Posts Tagged ‘wine tasting’

Washington wines — on the wrong day?

Wonderful concept by Cadaretta Winery: show its cabernet sauvignon in a line-up of half a dozen similarly priced ($40) cabs. It showed OK, but thinking about it later, none of the wines really stood out. Is Washington wine getting blah? Maybe. Or maybe not: when I got home, I looked in my new book of biodynamic wine tasting times, and found that yesterday was not a good day to taste wine. Hmm…
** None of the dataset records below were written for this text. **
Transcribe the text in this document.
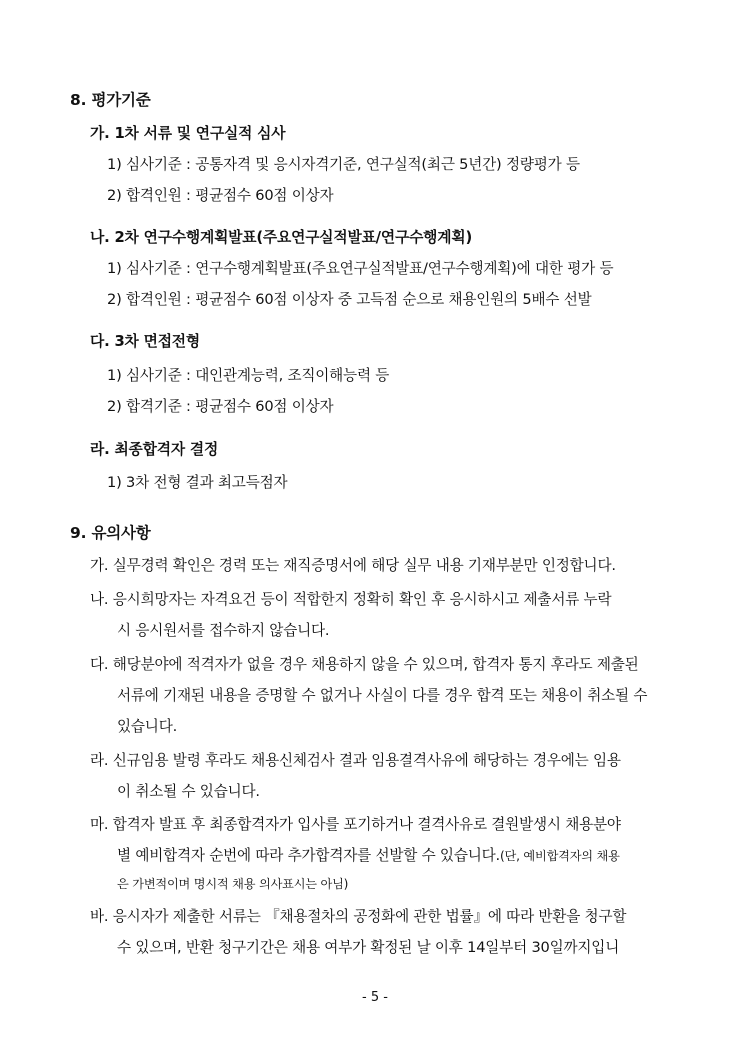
8. 평가기준
가. 1차 서류 및 연구실적 심사
1) 심사기준 : 공통자격 및 응시자격기준, 연구실적(최근 5년간) 정량평가 등
2) 합격인원 : 평균점수 60점 이상자
나. 2차 연구수행계획발표(주요연구실적발표/연구수행계획)
1) 심사기준 : 연구수행계획발표(주요연구실적발표/연구수행계획)에 대한 평가 등
2) 합격인원 : 평균점수 60점 이상자 중 고득점 순으로 채용인원의 5배수 선발
다. 3차 면접전형
1) 심사기준 : 대인관계능력, 조직이해능력 등
2) 합격기준 : 평균점수 60점 이상자
라. 최종합격자 결정
1) 3차 전형 결과 최고득점자
9. 유의사항
가. 실무경력 확인은 경력 또는 재직증명서에 해당 실무 내용 기재부분만 인정합니다.
나. 응시희망자는 자격요건 등이 적합한지 정확히 확인 후 응시하시고 제출서류 누락
시 응시원서를 접수하지 않습니다.
다. 해당분야에 적격자가 없을 경우 채용하지 않을 수 있으며, 합격자 통지 후라도 제출된
서류에 기재된 내용을 증명할 수 없거나 사실이 다를 경우 합격 또는 채용이 취소될 수
있습니다.
라. 신규임용 발령 후라도 채용신체검사 결과 임용결격사유에 해당하는 경우에는 임용
이 취소될 수 있습니다.
마. 합격자 발표 후 최종합격자가 입사를 포기하거나 결격사유로 결원발생시 채용분야
별 예비합격자 순번에 따라 추가합격자를 선발할 수 있습니다.(단, 예비합격자의 채용
은 가변적이며 명시적 채용 의사표시는 아님)
바. 응시자가 제출한 서류는 『채용절차의 공정화에 관한 법률』에 따라 반환을 청구할
수 있으며, 반환 청구기간은 채용 여부가 확정된 날 이후 14일부터 30일까지입니
- 5 -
Winetasting at 35,000 feet

I asked so many wine questions I had to come clean.
When I confessed to the crew of Singapore flight 25 I was going to the Singapore Airlines wine forum, an off-duty crew member overheard and took me through an impromptu wine-tasting at 33,000 feet — or whatever the actual altitude was. It was also 2:30 am, or perhaps 2:30 pm, depending on whether you’d changed your watch yet.
Anyhow, there I was with Faizal, who is a young and very polite air-sommelier-in-training. He took me through several whites and reds. In his experience, some wines become “dumb” or closed at high altitudes, showing much less aroma and flavor than the exact same bottle sampled on the ground. I’m hoping to find out more about this from Steven Spurrier and the other wine judges for Singapore Air in the next few days.
One of the best wines to drink in the air — especially with the spiced Thai dishes on the menu — is a Riesling from Balthasar Ress, 2006 Rudesheim Rheingau Spatlese. Its floral and fruit aromas wafted up pleasantly in the glass, and a bit of sweetness pairs well with Thai spices.Bouchard’s Beaune de Chateau 2006 Premier Cru was enjoyable with Western flavors including cheeses, though some of the aromas seemed lost in the altitude.
With hearty meat dishes, Faizal favors the Rive Barbera d’Asti 2006 Il Cascione or the Dry Creek Vineyard 2005 Cabernet Sauvignon Dry Creek Valley. It was a treat for me to taste the Cos d’Estournel 1999 St. Estephe and we had an interesting discussion about what people expect from “older wines” these days. Twenty or 30 years ago, knowledgeable wine drinkers looked for these secondary developmental characteristics in “properly aged” wines; today’s consumers favor bigger fruit flavors from younger wines and perhaps don’t even understand how a wine does evolve over time because they never experience this.
Faizal and the whole crew regret recently running out of the Clos de los Siete 2007 cabernet sauvignon-malbec-merlot blend. Apparently this was a great favorite of passengers as well as crew.